Department of Pharmacology and Toxicology
University of Arkansas for Medical Sciences
325 Jack Stephens Drive
Biomedical Building I, 323D
Little Rock, AR 72205, USA
E-mail: [email protected]
Received Date: December 02, 2015; Accepted Date: February 18, 2016; Published Date: February 29, 2016
Citation: Singh P, Parajuli N, Mayeux PR, MacMillan-Crow LA (2016) Renal Mitochondrial Lipid Peroxidation during Sepsis. J Kidney 2:116. doi:10.4172/2472-1220.1000116
Copyright: © 2016 Singh P, et al. This is an open-access article distributed under the terms of the Creative Commons Attribution License, which permits unrestricted use, distribution, and reproduction in any medium, provided the original author and source are credited.
Sepsis can provoke kidney injury, which increases mortality.

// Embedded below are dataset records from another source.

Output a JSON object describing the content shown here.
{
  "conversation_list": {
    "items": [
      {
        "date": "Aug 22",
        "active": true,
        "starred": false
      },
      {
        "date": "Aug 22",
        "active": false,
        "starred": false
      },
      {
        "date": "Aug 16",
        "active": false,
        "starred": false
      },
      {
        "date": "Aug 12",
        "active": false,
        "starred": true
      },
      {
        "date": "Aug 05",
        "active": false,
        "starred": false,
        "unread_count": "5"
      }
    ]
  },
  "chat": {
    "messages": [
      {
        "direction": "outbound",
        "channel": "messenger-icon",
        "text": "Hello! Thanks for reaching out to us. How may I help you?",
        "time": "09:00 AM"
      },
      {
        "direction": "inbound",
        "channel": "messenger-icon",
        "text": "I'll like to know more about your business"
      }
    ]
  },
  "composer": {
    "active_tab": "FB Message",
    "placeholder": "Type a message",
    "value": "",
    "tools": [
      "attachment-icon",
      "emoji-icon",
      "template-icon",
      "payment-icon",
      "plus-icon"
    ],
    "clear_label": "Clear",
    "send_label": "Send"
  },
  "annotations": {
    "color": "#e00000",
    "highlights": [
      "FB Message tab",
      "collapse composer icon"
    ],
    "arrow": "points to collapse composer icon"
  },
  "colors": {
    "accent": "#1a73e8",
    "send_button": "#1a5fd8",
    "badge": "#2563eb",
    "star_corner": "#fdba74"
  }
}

Human and animal studies have documented increased renal oxidative injury and mitochondrial damage during sepsis. However, few studies have attempted to dissect specific renal targets and/or types of oxidative injury using the cecal ligation and puncture (CLP) murine model of sepsis. The purpose of this short communication is to examine the extent of lipid peroxidation within renal mitochondria using CLP and blue native gel electrophoresis which separates intact mitochondrial respiratory complexes. Our results show that CLP induced increased 4-hydroxy-nonenal protein adduction (marker of lipid peroxidation) in renal homogenates and mitochondrial fractions. Blue native gel electrophoresis revealed that respiratory complex III was selectively targeted within mitochondrial fractions. This supports our prior report showing renal complex III inactivation following CLP. Future studies will identify specific renal proteins within complex III that are modified during sepsis to provide mechanistic insight on how mitochondrial respiration is inhibited during sepsis.